Indonesia scours sea bed for crashed Lion Air jet's second black box

Indonesian divers on Friday (Nov 2) resumed a search for a second black box amid the sunken wreckage of a nearly new aircraft that slammed into the sea off Jakarta this week, killing all 189 people on board.

Searchers have found only part of one black box and just one passenger has been identified from partial remains after air traffic control lost contact with the plane 13 minutes after it took off on Monday from the capital.

Efforts are now focused on retrieving the second of the two black boxes, as the cockpit voice recorder and the flight data recorder are known, the head of Indonesia's transport safety panel said.

"The team have been hearing the 'ping' sound from another black box since two days ago," Soerjanto Tjahjono told Reuters.

The seafloor is just 30m down, but strong currents and nearby energy pipelines have hampered the search for the aircraft operated by budget carrier Lion Air, which was heading for the tin-mining town of Pangkal Pinang when it crashed.

While victims' relatives are desperate to know what happened, the investigation of the first crash of a Boeing Co 737 MAX, which only went into service in August, is also the focus of scrutiny by the global aviation industry.

Navy divers on Thursday pulled from the muddy seabed the "crash-survivable memory unit" of one black box, raising hopes its stored data will show what went wrong on flight JT610, whose pilot had received permission to turn back before the crash.

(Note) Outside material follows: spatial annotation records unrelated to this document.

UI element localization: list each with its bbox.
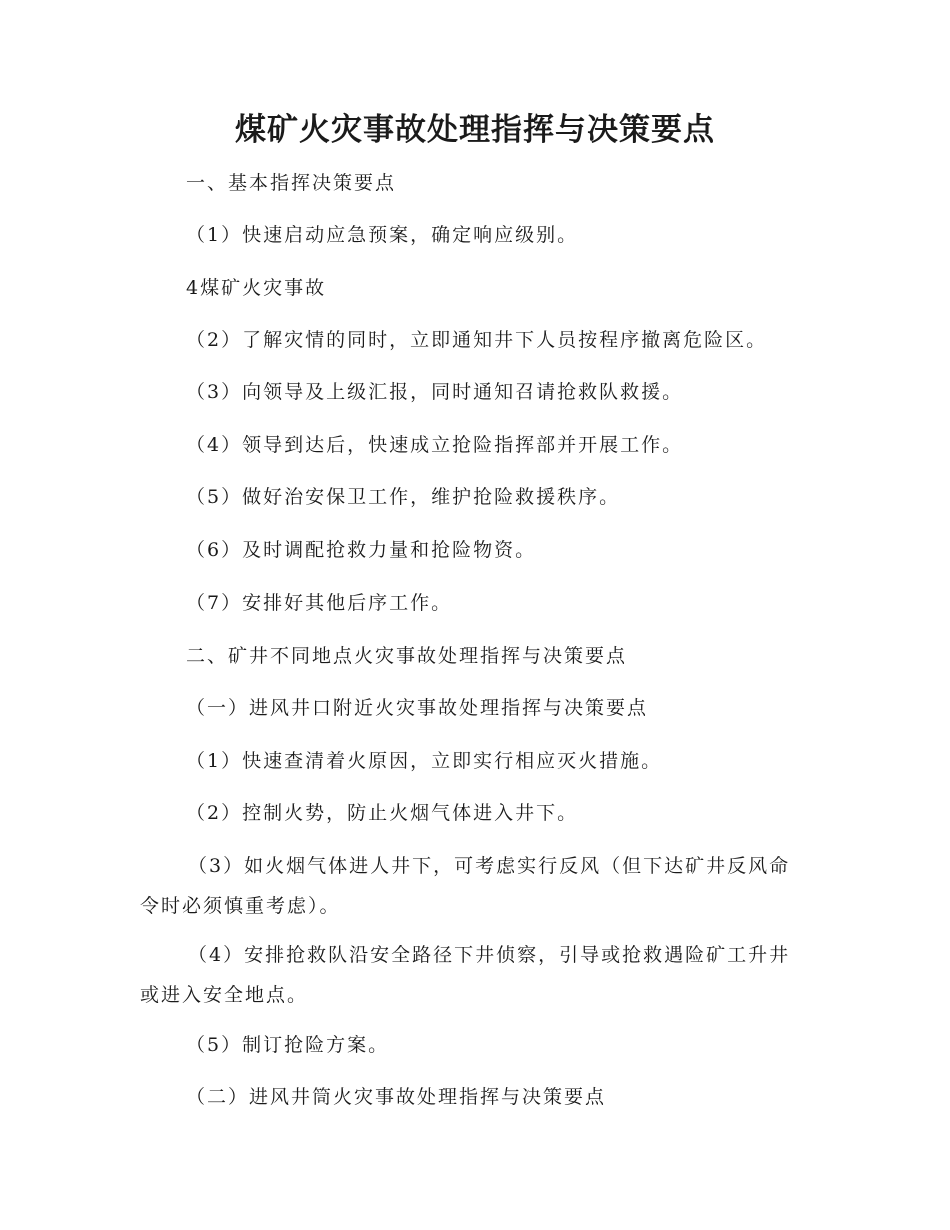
document-title: 煤矿火灾事故处理指挥与决策要点 — [235, 112, 715, 148]
paragraph: （5）制订抢险方案。 — [186, 1034, 390, 1056]
section-heading-2: 二、矿井不同地点火灾事故处理指挥与决策要点 — [186, 645, 628, 667]
section-heading-1: 一、基本指挥决策要点 — [186, 172, 397, 194]
paragraph: （3）向领导及上级汇报，同时通知召请抢救队救援。 — [186, 381, 684, 403]
paragraph: （2）控制火势，防止火烟气体进入井下。 — [186, 802, 579, 824]
paragraph: 4煤矿火灾事故 — [186, 277, 327, 299]
paragraph: （6）及时调配抢救力量和抢险物资。 — [186, 539, 537, 561]
paragraph: （1）快速查清着火原因，立即实行相应灭火措施。 — [186, 750, 663, 772]
paragraph: （2）了解灾情的同时，立即通知井下人员按程序撤离危险区。 — [186, 329, 768, 351]
paragraph: （3）如火烟气体进人井下，可考虑实行反风（但下达矿井反风命令时必须慎重考虑）。 — [140, 855, 791, 917]
subsection-heading-2: （二）进风井筒火灾事故处理指挥与决策要点 — [186, 1086, 607, 1108]
paragraph: （5）做好治安保卫工作，维护抢险救援秩序。 — [186, 486, 621, 508]
paragraph: （4）领导到达后，快速成立抢险指挥部并开展工作。 — [186, 434, 684, 456]
subsection-heading-1: （一）进风井口附近火灾事故处理指挥与决策要点 — [186, 697, 649, 719]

But the damage suffered by the device reflected the severity of the impact, said investigators, adding that they did not yet know which of the black boxes, housed at opposite ends of the plane, it came from.

Indonesia's transport safety panel pledged to move as quickly as possible to download the data, which can take as little as two hours, although analysing it might require several weeks.

Results of a preliminary investigation will be made public after 30 days, one panel official said.

Indonesia is one of the world's fastest-growing aviation markets. Its transport safety panel investigated 137 serious aviation incidents from 2012 to 2017.